No podía explicarlo, no exactamente, pero un escalofrío recorrió mi nuca como el susurro de una presencia que no podía ver.

Alguien me estaba observando.

Lo sentí profundamente en mis entrañas, como los animales saben cuando se acerca una tormenta.

Giré la cabeza lentamente, fingiendo admirar los lirios blancos brillantes plantados cerca de la fuente.

Pero mi corazón latía con fuerza.

Demasiado rápido.

Demasiado fuerte.

Sin pensarlo más, me escabullí del camino de piedra y me dirigí hacia la parte más profunda del jardín.

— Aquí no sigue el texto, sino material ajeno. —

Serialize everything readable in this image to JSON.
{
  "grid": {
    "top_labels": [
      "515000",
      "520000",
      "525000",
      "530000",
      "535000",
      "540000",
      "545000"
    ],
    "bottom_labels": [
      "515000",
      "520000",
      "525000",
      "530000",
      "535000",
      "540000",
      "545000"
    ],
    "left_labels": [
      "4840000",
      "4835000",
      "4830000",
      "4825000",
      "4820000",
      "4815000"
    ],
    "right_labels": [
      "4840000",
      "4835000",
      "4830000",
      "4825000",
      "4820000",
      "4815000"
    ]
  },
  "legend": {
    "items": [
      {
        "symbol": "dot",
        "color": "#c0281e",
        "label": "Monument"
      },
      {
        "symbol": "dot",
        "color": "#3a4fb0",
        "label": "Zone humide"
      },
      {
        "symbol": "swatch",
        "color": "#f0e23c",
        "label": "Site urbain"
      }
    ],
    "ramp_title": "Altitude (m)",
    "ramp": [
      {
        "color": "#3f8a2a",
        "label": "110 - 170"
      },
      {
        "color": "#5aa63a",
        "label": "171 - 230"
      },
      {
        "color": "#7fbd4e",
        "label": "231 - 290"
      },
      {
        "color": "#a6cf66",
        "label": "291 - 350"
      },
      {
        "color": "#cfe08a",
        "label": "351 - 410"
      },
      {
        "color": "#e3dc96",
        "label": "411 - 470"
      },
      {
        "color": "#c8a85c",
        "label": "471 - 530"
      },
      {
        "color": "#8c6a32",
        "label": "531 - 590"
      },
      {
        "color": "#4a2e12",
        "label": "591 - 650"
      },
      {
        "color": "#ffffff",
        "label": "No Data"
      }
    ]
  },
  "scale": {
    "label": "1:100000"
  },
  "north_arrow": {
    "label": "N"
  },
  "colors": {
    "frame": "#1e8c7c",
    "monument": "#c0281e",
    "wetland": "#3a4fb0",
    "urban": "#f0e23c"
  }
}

Más allá de los arbustos, las filas cuidadosamente plantadas de rosas plateadas, y hacia el laberinto – un lugar tranquilo que nadie frecuentaba realmente.

No durante las fiestas.

Era demasiado oscuro, demasiado fácil perderse en él.

No fui lejos, solo lo suficiente para deslizarme detrás de los setos y ocultar mi cuerpo de la vista.

La entrada por sí sola era lo bastante tupida de flores y lo suficientemente alta para protegerme.

Me agaché detrás de un muro de hiedra, conteniendo la respiración, tratando de escuchar.

Nada.

Ni pasos.

Ni respiración.

Solo la música que sonaba débilmente en la distancia y el canto de los grillos en la maleza.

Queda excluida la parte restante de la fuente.